This study presents a comprehensive investigation into the feasibility of incorporating Ceramic Fines (CF), a calcium-rich industrial byproduct from the cement manufacturing process, as a partial replacement for Ordinary Portland Cement (OPC) in the production of fly ash-based interlocking bricks. CF was substituted at incremental levels ranging from 0% to 20%, and its influence on the physical, mechanical, and durability properties of the bricks was systematically evaluated. The results indicate that 10% replacement of OPC with CF yields optimal performance, achieving a peak 28-day compressive strength of 11.72 MPa.
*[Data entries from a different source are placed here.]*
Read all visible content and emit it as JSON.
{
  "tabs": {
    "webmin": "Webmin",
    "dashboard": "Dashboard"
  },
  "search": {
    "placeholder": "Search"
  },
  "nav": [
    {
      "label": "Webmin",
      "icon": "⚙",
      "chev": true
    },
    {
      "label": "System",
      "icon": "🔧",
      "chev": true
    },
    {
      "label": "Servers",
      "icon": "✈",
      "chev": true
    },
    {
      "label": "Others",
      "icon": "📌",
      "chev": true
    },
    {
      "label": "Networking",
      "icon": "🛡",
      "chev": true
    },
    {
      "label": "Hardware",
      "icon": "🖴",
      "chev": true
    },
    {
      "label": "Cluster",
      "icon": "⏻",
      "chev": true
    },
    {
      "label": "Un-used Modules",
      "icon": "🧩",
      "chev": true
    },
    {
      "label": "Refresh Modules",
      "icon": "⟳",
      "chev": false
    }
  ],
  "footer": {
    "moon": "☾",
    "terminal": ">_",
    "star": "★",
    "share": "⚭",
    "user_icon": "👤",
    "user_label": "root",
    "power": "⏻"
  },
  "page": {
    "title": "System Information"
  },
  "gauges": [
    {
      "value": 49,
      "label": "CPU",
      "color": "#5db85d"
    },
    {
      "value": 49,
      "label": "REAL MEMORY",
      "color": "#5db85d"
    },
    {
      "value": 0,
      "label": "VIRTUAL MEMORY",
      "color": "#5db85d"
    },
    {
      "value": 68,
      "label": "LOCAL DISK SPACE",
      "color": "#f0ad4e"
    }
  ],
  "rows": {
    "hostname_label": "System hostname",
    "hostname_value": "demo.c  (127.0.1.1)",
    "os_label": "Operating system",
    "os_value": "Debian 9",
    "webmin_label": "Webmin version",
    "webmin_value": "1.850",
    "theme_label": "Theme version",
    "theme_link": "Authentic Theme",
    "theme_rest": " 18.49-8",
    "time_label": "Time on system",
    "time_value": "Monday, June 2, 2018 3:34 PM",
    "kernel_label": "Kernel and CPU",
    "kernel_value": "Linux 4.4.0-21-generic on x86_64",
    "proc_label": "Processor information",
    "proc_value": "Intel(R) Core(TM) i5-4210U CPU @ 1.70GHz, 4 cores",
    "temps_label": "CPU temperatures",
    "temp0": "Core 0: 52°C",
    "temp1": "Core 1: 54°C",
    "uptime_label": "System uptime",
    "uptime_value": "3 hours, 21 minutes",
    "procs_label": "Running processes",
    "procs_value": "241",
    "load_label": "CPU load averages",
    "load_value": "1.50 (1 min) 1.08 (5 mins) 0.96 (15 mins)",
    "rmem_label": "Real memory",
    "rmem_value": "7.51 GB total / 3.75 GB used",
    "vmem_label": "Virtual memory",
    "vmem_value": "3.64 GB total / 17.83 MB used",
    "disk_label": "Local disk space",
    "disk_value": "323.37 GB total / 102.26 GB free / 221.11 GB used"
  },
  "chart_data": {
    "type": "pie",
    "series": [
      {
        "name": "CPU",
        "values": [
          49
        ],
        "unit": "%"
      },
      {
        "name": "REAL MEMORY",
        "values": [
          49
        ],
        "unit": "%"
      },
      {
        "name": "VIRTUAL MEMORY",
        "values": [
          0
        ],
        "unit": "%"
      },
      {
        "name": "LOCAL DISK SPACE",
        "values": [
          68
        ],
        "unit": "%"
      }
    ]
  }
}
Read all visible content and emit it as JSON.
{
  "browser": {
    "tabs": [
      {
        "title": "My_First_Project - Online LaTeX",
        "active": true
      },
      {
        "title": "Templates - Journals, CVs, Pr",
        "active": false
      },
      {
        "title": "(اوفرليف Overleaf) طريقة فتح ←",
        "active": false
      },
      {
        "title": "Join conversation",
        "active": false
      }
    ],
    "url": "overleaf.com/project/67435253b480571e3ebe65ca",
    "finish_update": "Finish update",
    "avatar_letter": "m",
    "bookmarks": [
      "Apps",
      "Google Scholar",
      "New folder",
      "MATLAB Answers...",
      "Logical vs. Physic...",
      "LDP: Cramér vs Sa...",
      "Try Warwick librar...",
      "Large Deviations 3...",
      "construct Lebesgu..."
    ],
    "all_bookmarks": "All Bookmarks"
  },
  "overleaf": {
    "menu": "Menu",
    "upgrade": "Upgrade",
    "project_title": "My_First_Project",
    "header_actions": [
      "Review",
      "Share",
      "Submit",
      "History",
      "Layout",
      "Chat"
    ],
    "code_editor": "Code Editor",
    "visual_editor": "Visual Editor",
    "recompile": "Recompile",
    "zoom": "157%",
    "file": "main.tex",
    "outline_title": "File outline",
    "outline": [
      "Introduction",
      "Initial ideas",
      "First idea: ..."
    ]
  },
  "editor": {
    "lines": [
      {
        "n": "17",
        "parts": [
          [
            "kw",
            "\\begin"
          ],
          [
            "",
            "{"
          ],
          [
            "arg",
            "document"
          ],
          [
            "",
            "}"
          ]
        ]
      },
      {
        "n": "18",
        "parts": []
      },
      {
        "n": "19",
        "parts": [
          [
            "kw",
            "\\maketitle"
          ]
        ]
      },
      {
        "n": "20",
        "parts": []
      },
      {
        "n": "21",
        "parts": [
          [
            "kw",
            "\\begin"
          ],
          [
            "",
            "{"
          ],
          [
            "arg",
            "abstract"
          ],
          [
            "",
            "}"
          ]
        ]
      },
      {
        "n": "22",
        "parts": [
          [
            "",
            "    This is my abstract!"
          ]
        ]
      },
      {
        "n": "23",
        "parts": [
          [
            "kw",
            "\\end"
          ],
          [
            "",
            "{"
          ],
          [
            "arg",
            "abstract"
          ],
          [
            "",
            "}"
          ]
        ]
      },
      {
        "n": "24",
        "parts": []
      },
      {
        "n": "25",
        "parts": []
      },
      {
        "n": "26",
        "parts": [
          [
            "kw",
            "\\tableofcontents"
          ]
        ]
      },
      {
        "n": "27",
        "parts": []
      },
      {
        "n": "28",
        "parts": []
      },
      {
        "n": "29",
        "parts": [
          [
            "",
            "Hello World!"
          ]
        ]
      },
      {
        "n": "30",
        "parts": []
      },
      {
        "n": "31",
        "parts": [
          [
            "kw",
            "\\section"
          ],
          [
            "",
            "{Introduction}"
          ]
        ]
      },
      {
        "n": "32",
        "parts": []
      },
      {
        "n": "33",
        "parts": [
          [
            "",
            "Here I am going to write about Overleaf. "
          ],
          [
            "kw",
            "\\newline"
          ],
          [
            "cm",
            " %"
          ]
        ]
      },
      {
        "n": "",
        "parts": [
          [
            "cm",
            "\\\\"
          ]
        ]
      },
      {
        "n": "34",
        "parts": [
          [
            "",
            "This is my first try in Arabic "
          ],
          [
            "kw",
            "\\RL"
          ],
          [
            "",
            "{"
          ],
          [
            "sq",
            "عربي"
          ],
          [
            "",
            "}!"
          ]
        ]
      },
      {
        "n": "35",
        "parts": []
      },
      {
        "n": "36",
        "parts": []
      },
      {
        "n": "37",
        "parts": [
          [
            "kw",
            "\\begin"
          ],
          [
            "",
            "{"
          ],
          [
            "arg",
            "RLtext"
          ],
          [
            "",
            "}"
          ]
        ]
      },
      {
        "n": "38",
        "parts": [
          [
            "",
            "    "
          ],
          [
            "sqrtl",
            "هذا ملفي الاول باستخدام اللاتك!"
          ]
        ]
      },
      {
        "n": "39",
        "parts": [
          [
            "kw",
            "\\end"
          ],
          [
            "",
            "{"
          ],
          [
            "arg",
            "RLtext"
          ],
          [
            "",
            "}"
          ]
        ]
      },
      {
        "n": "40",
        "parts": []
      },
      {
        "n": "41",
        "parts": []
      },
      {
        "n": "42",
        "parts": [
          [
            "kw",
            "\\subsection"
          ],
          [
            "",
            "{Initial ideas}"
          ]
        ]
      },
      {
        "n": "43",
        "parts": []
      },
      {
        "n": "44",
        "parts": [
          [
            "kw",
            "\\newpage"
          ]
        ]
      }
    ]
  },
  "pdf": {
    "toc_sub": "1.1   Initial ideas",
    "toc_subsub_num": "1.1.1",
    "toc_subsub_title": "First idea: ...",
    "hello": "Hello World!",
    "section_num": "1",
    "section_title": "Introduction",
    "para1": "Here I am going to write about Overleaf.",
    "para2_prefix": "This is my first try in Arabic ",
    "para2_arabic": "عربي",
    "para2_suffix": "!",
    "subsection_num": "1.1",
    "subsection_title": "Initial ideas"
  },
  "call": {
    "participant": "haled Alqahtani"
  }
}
A substantial reduction in bulk density, upto 13.36%, was observed with increasing CF content, indicating the potential for lightweight applications. Water absorption exhibited a strong inverse correlation with weight density and a decrease in the initial rate of absorption further confirmed the refinement of pore structure. Durability studies under prolonged seawater and sodium chloride immersion demonstrated superior chemical resistance, with minimal weight gain and strength degradation in CF specimens.XRD Analysis revealed dominant hexagonal crystalline phases, contributing to enhanced matrix stability and reduced ion permeability. The findings substantiate the viability of Ceramic Fines as a sustainable supplementary cementations material, promoting circular economy principles while enhancing the performance and durability of interlocking masonry units.

Keywords: Ceramic fines, Fly ash, Interlocking brick, Durability, Sustainability.